Godimento tossico che chiede sempre nuovi appagamenti, fino all'irripetibile erezione che Kiki offre a Sada, mentre questa con un laccio gli stringe il collo e lo fa morire. Poi, per averlo sempre con sé, e perché non sia di nessun altro, neppure della morte, lo evira.

Con la scena dell'evirazione i fotogrammi si colorano di sangue, poi le immagini entrano in evanescenza e una voce fuori campo commenta: “per quattro giorni Sada ha vagato per le strade di Tokio tenendo dentro di sé il membro e i testicoli evirati di Kiki. Quando Sada è stata raggiunta dalle forze dell'ordine era raggiante di felicità”.

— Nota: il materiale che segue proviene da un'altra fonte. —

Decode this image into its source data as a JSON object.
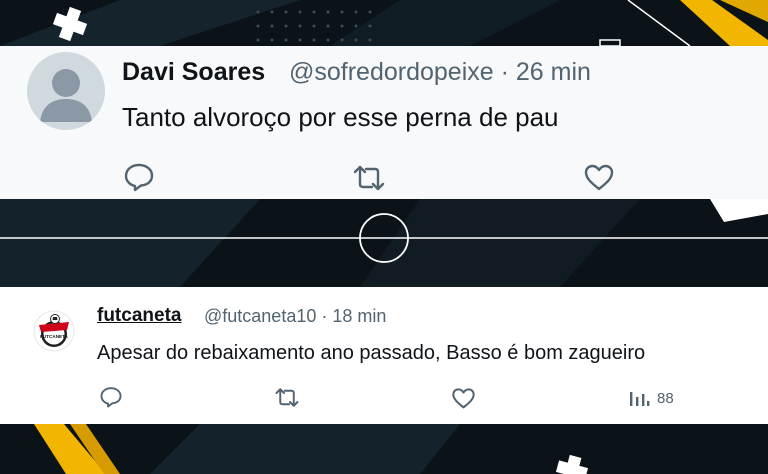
{
  "background": {
    "base_color": "#0b1218",
    "stripe_color": "#14232c",
    "accent_yellow": "#f2b600",
    "accent_white": "#ffffff"
  },
  "tweets": [
    {
      "display_name": "Davi Soares",
      "meta": "@sofredordopeixe · 26 min",
      "text": "Tanto alvoroço por esse perna de pau",
      "avatar": "default-user-avatar",
      "actions": [
        {
          "icon": "reply-icon"
        },
        {
          "icon": "retweet-icon"
        },
        {
          "icon": "like-icon"
        }
      ]
    },
    {
      "display_name": "futcaneta",
      "meta": "@futcaneta10 · 18 min",
      "text": "Apesar do rebaixamento ano passado, Basso é bom zagueiro",
      "avatar": "futcaneta-logo",
      "avatar_text": "FUTCANETA",
      "actions": [
        {
          "icon": "reply-icon"
        },
        {
          "icon": "retweet-icon"
        },
        {
          "icon": "like-icon"
        },
        {
          "icon": "views-icon",
          "count": "88"
        }
      ]
    }
  ],
  "colors": {
    "name": "#0f1419",
    "secondary_text": "#536471",
    "card_bg": "#ffffff",
    "avatar_placeholder": "#cfd9de"
  }
}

Prima dello stacco finale, un improvviso mutamento di scena offre una possibile chiave di lettura, un metaforico affondo sulla loro storia. Sulla scena non c'è più la claustrofobica camera degli amanti, ma un grande stadio vuoto. Le tinte forti dell'intera pellicola sono sostituite da un grigio seppia, cupo, che tende al bluastro. L'obiettivo è spalancato su uno stadio vuoto, in esso, dal fondo, cantilenante, avanza la voce di un bimbo che, al ritmo “ora ti prendo! ora ti prendo!”, insegue un adulto che  a sua volta gli risponde “No, non mi prendi! No, non mi prendi!”

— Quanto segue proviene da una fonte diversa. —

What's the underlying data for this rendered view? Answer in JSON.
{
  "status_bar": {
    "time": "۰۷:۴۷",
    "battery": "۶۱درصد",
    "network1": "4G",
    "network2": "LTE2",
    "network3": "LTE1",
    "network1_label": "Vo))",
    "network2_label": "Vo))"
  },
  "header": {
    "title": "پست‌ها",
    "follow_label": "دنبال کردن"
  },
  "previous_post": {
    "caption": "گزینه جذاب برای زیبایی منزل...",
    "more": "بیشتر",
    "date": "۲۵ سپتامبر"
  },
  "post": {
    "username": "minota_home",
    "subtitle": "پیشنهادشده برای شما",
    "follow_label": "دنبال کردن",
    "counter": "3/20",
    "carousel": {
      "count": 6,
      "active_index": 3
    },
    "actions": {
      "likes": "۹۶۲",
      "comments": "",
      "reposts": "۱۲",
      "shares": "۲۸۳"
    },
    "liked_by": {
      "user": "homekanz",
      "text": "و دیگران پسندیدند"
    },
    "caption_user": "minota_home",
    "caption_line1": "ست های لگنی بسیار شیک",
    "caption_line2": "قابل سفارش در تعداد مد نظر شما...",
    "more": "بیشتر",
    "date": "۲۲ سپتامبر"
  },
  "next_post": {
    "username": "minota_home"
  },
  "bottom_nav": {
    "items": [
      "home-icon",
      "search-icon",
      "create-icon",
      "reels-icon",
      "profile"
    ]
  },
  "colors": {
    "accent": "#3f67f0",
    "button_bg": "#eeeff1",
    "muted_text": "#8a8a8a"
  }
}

Il loro rincorrersi fa lentamente spazio ad un lastricato grigio, tetro; in esso, su un kimono dai risvolti  rosso sangue, è distesa Sada, nuda. L'adulto e la sua voce svaniscono. Il bambino arresta la sua corsa e fissa lo sguardo sulla giovane. Sada lentamente riprende vita, si guarda attorno e, nell'anfiteatro vuoto, grida: “Kikisan! Kikisan!” Nessuna risposta.

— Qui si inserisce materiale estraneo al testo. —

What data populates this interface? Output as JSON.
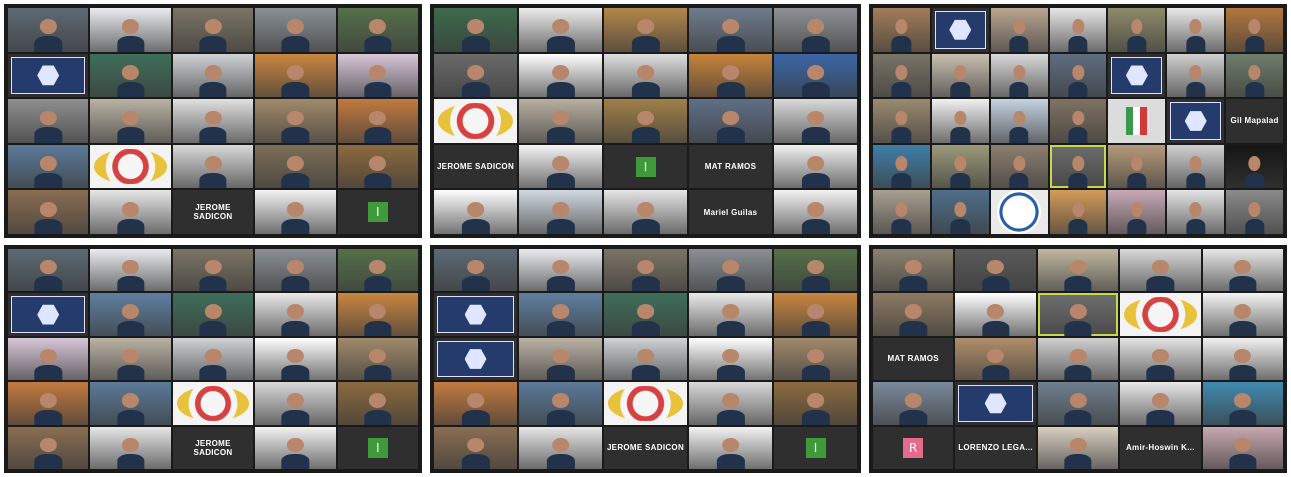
{
  "panels": [
    {
      "id": "top-left",
      "cols": 5,
      "rows": 5,
      "tiles": [
        {
          "kind": "photo",
          "caption": "",
          "bg": "#5d6a75"
        },
        {
          "kind": "photo",
          "caption": "",
          "bg": "#e9ebee"
        },
        {
          "kind": "photo",
          "caption": "",
          "bg": "#7c7464"
        },
        {
          "kind": "photo",
          "caption": "",
          "bg": "#8a9096"
        },
        {
          "kind": "photo",
          "caption": "",
          "bg": "#55704a"
        },
        {
          "kind": "poster",
          "caption": ""
        },
        {
          "kind": "photo",
          "caption": "",
          "bg": "#3f6e5a"
        },
        {
          "kind": "photo",
          "caption": "",
          "bg": "#cfd2d5"
        },
        {
          "kind": "photo",
          "caption": "",
          "bg": "#c9863f"
        },
        {
          "kind": "photo",
          "caption": "",
          "bg": "#d7c6d8"
        },
        {
          "kind": "photo",
          "caption": "",
          "bg": "#8f8f8f"
        },
        {
          "kind": "photo",
          "caption": "",
          "bg": "#b9b2a4"
        },
        {
          "kind": "photo",
          "caption": "",
          "bg": "#e0e0e0"
        },
        {
          "kind": "photo",
          "caption": "",
          "bg": "#a08a6a"
        },
        {
          "kind": "photo",
          "caption": "",
          "bg": "#c27a3e"
        },
        {
          "kind": "photo",
          "caption": "",
          "bg": "#5c7a9a"
        },
        {
          "kind": "logo",
          "caption": ""
        },
        {
          "kind": "photo",
          "caption": "",
          "bg": "#d8d8d8"
        },
        {
          "kind": "photo",
          "caption": "",
          "bg": "#7d6f55"
        },
        {
          "kind": "photo",
          "caption": "",
          "bg": "#8c6a3e"
        },
        {
          "kind": "photo",
          "caption": "",
          "bg": "#8a6e52"
        },
        {
          "kind": "photo",
          "caption": "",
          "bg": "#e6e6e6"
        },
        {
          "kind": "name",
          "caption": "JEROME SADICON"
        },
        {
          "kind": "photo",
          "caption": "",
          "bg": "#f2f2f2"
        },
        {
          "kind": "avatar",
          "caption": "",
          "letter": "I",
          "color": "#3f9a3a"
        }
      ]
    },
    {
      "id": "top-center",
      "cols": 5,
      "rows": 5,
      "tiles": [
        {
          "kind": "photo",
          "caption": "",
          "bg": "#3d6a4c"
        },
        {
          "kind": "photo",
          "caption": "",
          "bg": "#ececec"
        },
        {
          "kind": "photo",
          "caption": "",
          "bg": "#b2874a"
        },
        {
          "kind": "photo",
          "caption": "",
          "bg": "#6f7c8c"
        },
        {
          "kind": "photo",
          "caption": "",
          "bg": "#8e9296"
        },
        {
          "kind": "photo",
          "caption": "",
          "bg": "#6a6a6a"
        },
        {
          "kind": "photo",
          "caption": "",
          "bg": "#ffffff"
        },
        {
          "kind": "photo",
          "caption": "",
          "bg": "#dedede"
        },
        {
          "kind": "photo",
          "caption": "",
          "bg": "#c7833a"
        },
        {
          "kind": "photo",
          "caption": "",
          "bg": "#3a66a6"
        },
        {
          "kind": "logo",
          "caption": ""
        },
        {
          "kind": "photo",
          "caption": "",
          "bg": "#b8b0a0"
        },
        {
          "kind": "photo",
          "caption": "",
          "bg": "#a08049"
        },
        {
          "kind": "photo",
          "caption": "",
          "bg": "#5f6f86"
        },
        {
          "kind": "photo",
          "caption": "",
          "bg": "#d9d9d9"
        },
        {
          "kind": "name",
          "caption": "JEROME SADICON"
        },
        {
          "kind": "photo",
          "caption": "",
          "bg": "#f4f4f4"
        },
        {
          "kind": "avatar",
          "caption": "",
          "letter": "I",
          "color": "#3f9a3a"
        },
        {
          "kind": "name",
          "caption": "MAT RAMOS"
        },
        {
          "kind": "photo",
          "caption": "",
          "bg": "#f0f0f0"
        },
        {
          "kind": "photo",
          "caption": "",
          "bg": "#ffffff"
        },
        {
          "kind": "photo",
          "caption": "",
          "bg": "#cfd8e0"
        },
        {
          "kind": "photo",
          "caption": "",
          "bg": "#e4e4e4"
        },
        {
          "kind": "name",
          "caption": "Mariel Guilas"
        },
        {
          "kind": "photo",
          "caption": "",
          "bg": "#f2f2f2"
        }
      ]
    },
    {
      "id": "top-right",
      "cols": 7,
      "rows": 7,
      "tiles": [
        {
          "kind": "photo",
          "caption": "",
          "bg": "#a37d58"
        },
        {
          "kind": "poster",
          "caption": ""
        },
        {
          "kind": "photo",
          "caption": "",
          "bg": "#b9a690"
        },
        {
          "kind": "photo",
          "caption": "",
          "bg": "#e6e6e6"
        },
        {
          "kind": "photo",
          "caption": "",
          "bg": "#8d8a6a"
        },
        {
          "kind": "photo",
          "caption": "",
          "bg": "#e8e8e8"
        },
        {
          "kind": "photo",
          "caption": "",
          "bg": "#b3773d"
        },
        {
          "kind": "photo",
          "caption": "",
          "bg": "#7a7468"
        },
        {
          "kind": "photo",
          "caption": "",
          "bg": "#c8c0b0"
        },
        {
          "kind": "photo",
          "caption": "",
          "bg": "#d9d9d9"
        },
        {
          "kind": "photo",
          "caption": "",
          "bg": "#5e6e80"
        },
        {
          "kind": "poster",
          "caption": ""
        },
        {
          "kind": "photo",
          "caption": "",
          "bg": "#cfcfcf"
        },
        {
          "kind": "photo",
          "caption": "",
          "bg": "#6e7d6a"
        },
        {
          "kind": "photo",
          "caption": "",
          "bg": "#9a8a70"
        },
        {
          "kind": "photo",
          "caption": "",
          "bg": "#f0f0f0"
        },
        {
          "kind": "photo",
          "caption": "",
          "bg": "#c4d2e0"
        },
        {
          "kind": "photo",
          "caption": "",
          "bg": "#7f7262"
        },
        {
          "kind": "flag",
          "caption": ""
        },
        {
          "kind": "poster",
          "caption": ""
        },
        {
          "kind": "name",
          "caption": "Gil Mapalad"
        },
        {
          "kind": "photo",
          "caption": "",
          "bg": "#3f7ea8"
        },
        {
          "kind": "photo",
          "caption": "",
          "bg": "#9c9a7a"
        },
        {
          "kind": "photo",
          "caption": "",
          "bg": "#8d7f70"
        },
        {
          "kind": "photo",
          "caption": "",
          "bg": "#6c6c6c",
          "active": true
        },
        {
          "kind": "photo",
          "caption": "",
          "bg": "#b59a7a"
        },
        {
          "kind": "photo",
          "caption": "",
          "bg": "#d0d0d0"
        },
        {
          "kind": "photo",
          "caption": "",
          "bg": "#151515"
        },
        {
          "kind": "photo",
          "caption": "",
          "bg": "#a8a090"
        },
        {
          "kind": "photo",
          "caption": "",
          "bg": "#4f6f8a"
        },
        {
          "kind": "seal",
          "caption": ""
        },
        {
          "kind": "photo",
          "caption": "",
          "bg": "#d49a5a"
        },
        {
          "kind": "photo",
          "caption": "",
          "bg": "#c7a9b5"
        },
        {
          "kind": "photo",
          "caption": "",
          "bg": "#e3e3e3"
        },
        {
          "kind": "photo",
          "caption": "",
          "bg": "#8a8a8a"
        }
      ]
    },
    {
      "id": "bottom-left",
      "cols": 5,
      "rows": 6,
      "tiles": [
        {
          "kind": "photo",
          "caption": "",
          "bg": "#5d6a75"
        },
        {
          "kind": "photo",
          "caption": "",
          "bg": "#e9ebee"
        },
        {
          "kind": "photo",
          "caption": "",
          "bg": "#7c7464"
        },
        {
          "kind": "photo",
          "caption": "",
          "bg": "#8a9096"
        },
        {
          "kind": "photo",
          "caption": "",
          "bg": "#55704a"
        },
        {
          "kind": "poster",
          "caption": ""
        },
        {
          "kind": "photo",
          "caption": "",
          "bg": "#5f7fa0"
        },
        {
          "kind": "photo",
          "caption": "",
          "bg": "#3f6e5a"
        },
        {
          "kind": "photo",
          "caption": "",
          "bg": "#e9e9e9"
        },
        {
          "kind": "photo",
          "caption": "",
          "bg": "#c9863f"
        },
        {
          "kind": "photo",
          "caption": "",
          "bg": "#d7c6d8"
        },
        {
          "kind": "photo",
          "caption": "",
          "bg": "#b9b2a4"
        },
        {
          "kind": "photo",
          "caption": "",
          "bg": "#cfd2d5"
        },
        {
          "kind": "photo",
          "caption": "",
          "bg": "#ffffff"
        },
        {
          "kind": "photo",
          "caption": "",
          "bg": "#a08a6a"
        },
        {
          "kind": "photo",
          "caption": "",
          "bg": "#c27a3e"
        },
        {
          "kind": "photo",
          "caption": "",
          "bg": "#5c7a9a"
        },
        {
          "kind": "logo",
          "caption": ""
        },
        {
          "kind": "photo",
          "caption": "",
          "bg": "#d8d8d8"
        },
        {
          "kind": "photo",
          "caption": "",
          "bg": "#8c6a3e"
        },
        {
          "kind": "photo",
          "caption": "",
          "bg": "#8a6e52"
        },
        {
          "kind": "photo",
          "caption": "",
          "bg": "#e6e6e6"
        },
        {
          "kind": "name",
          "caption": "JEROME SADICON"
        },
        {
          "kind": "photo",
          "caption": "",
          "bg": "#f2f2f2"
        },
        {
          "kind": "avatar",
          "caption": "",
          "letter": "I",
          "color": "#3f9a3a"
        }
      ]
    },
    {
      "id": "bottom-center",
      "cols": 5,
      "rows": 6,
      "tiles": [
        {
          "kind": "photo",
          "caption": "",
          "bg": "#5d6a75"
        },
        {
          "kind": "photo",
          "caption": "",
          "bg": "#e9ebee"
        },
        {
          "kind": "photo",
          "caption": "",
          "bg": "#7c7464"
        },
        {
          "kind": "photo",
          "caption": "",
          "bg": "#8a9096"
        },
        {
          "kind": "photo",
          "caption": "",
          "bg": "#55704a"
        },
        {
          "kind": "poster",
          "caption": ""
        },
        {
          "kind": "photo",
          "caption": "",
          "bg": "#5f7fa0"
        },
        {
          "kind": "photo",
          "caption": "",
          "bg": "#3f6e5a"
        },
        {
          "kind": "photo",
          "caption": "",
          "bg": "#e9e9e9"
        },
        {
          "kind": "photo",
          "caption": "",
          "bg": "#c9863f"
        },
        {
          "kind": "poster",
          "caption": ""
        },
        {
          "kind": "photo",
          "caption": "",
          "bg": "#b9b2a4"
        },
        {
          "kind": "photo",
          "caption": "",
          "bg": "#cfd2d5"
        },
        {
          "kind": "photo",
          "caption": "",
          "bg": "#ffffff"
        },
        {
          "kind": "photo",
          "caption": "",
          "bg": "#a08a6a"
        },
        {
          "kind": "photo",
          "caption": "",
          "bg": "#c27a3e"
        },
        {
          "kind": "photo",
          "caption": "",
          "bg": "#5c7a9a"
        },
        {
          "kind": "logo",
          "caption": ""
        },
        {
          "kind": "photo",
          "caption": "",
          "bg": "#d8d8d8"
        },
        {
          "kind": "photo",
          "caption": "",
          "bg": "#8c6a3e"
        },
        {
          "kind": "photo",
          "caption": "",
          "bg": "#8a6e52"
        },
        {
          "kind": "photo",
          "caption": "",
          "bg": "#e6e6e6"
        },
        {
          "kind": "name",
          "caption": "JEROME SADICON"
        },
        {
          "kind": "photo",
          "caption": "",
          "bg": "#f2f2f2"
        },
        {
          "kind": "avatar",
          "caption": "",
          "letter": "I",
          "color": "#3f9a3a"
        }
      ]
    },
    {
      "id": "bottom-right",
      "cols": 5,
      "rows": 5,
      "tiles": [
        {
          "kind": "photo",
          "caption": "",
          "bg": "#8a8270"
        },
        {
          "kind": "photo",
          "caption": "",
          "bg": "#5a5a5a"
        },
        {
          "kind": "photo",
          "caption": "",
          "bg": "#c0b8a0"
        },
        {
          "kind": "photo",
          "caption": "",
          "bg": "#d9d9d9"
        },
        {
          "kind": "photo",
          "caption": "",
          "bg": "#e7e7e7"
        },
        {
          "kind": "photo",
          "caption": "",
          "bg": "#8c7a62"
        },
        {
          "kind": "photo",
          "caption": "",
          "bg": "#ffffff"
        },
        {
          "kind": "photo",
          "caption": "",
          "bg": "#6f6f6f",
          "active": true
        },
        {
          "kind": "logo",
          "caption": ""
        },
        {
          "kind": "photo",
          "caption": "",
          "bg": "#f3f3f3"
        },
        {
          "kind": "name",
          "caption": "MAT RAMOS"
        },
        {
          "kind": "photo",
          "caption": "",
          "bg": "#b08e6a"
        },
        {
          "kind": "photo",
          "caption": "",
          "bg": "#cfcfcf"
        },
        {
          "kind": "photo",
          "caption": "",
          "bg": "#e3e3e3"
        },
        {
          "kind": "photo",
          "caption": "",
          "bg": "#f1f1f1"
        },
        {
          "kind": "photo",
          "caption": "",
          "bg": "#7a8a9a"
        },
        {
          "kind": "poster",
          "caption": ""
        },
        {
          "kind": "photo",
          "caption": "",
          "bg": "#6f7f8f"
        },
        {
          "kind": "photo",
          "caption": "",
          "bg": "#e8e8e8"
        },
        {
          "kind": "photo",
          "caption": "",
          "bg": "#3f8ab0"
        },
        {
          "kind": "avatar",
          "caption": "",
          "letter": "R",
          "color": "#e66a8a"
        },
        {
          "kind": "name",
          "caption": "LORENZO LEGA..."
        },
        {
          "kind": "photo",
          "caption": "",
          "bg": "#d8cfc0"
        },
        {
          "kind": "name",
          "caption": "Amir-Hoswin K..."
        },
        {
          "kind": "photo",
          "caption": "",
          "bg": "#c8a8b0"
        }
      ]
    }
  ]
}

Sogno antico, incubo forse ricorrente, o immagine allucinatoria evocata dalla morte che incombe su Kiki e la pazzia che abbraccia la giovane?

Non sappiamo.

Nulla ci è detto della loro vita; nessun flashback sul loro passato, ma queste immagini suggeriscono orizzonti che sta allo spettatore interpretare, rimandano al contesto relazionale, all'origine della loro storia. E all'origine c'è, o non c'è, una madre che armonizza il respiro sui tempi alterni dell'introiezione e della proiezione; crea o non crea relazioni e legami.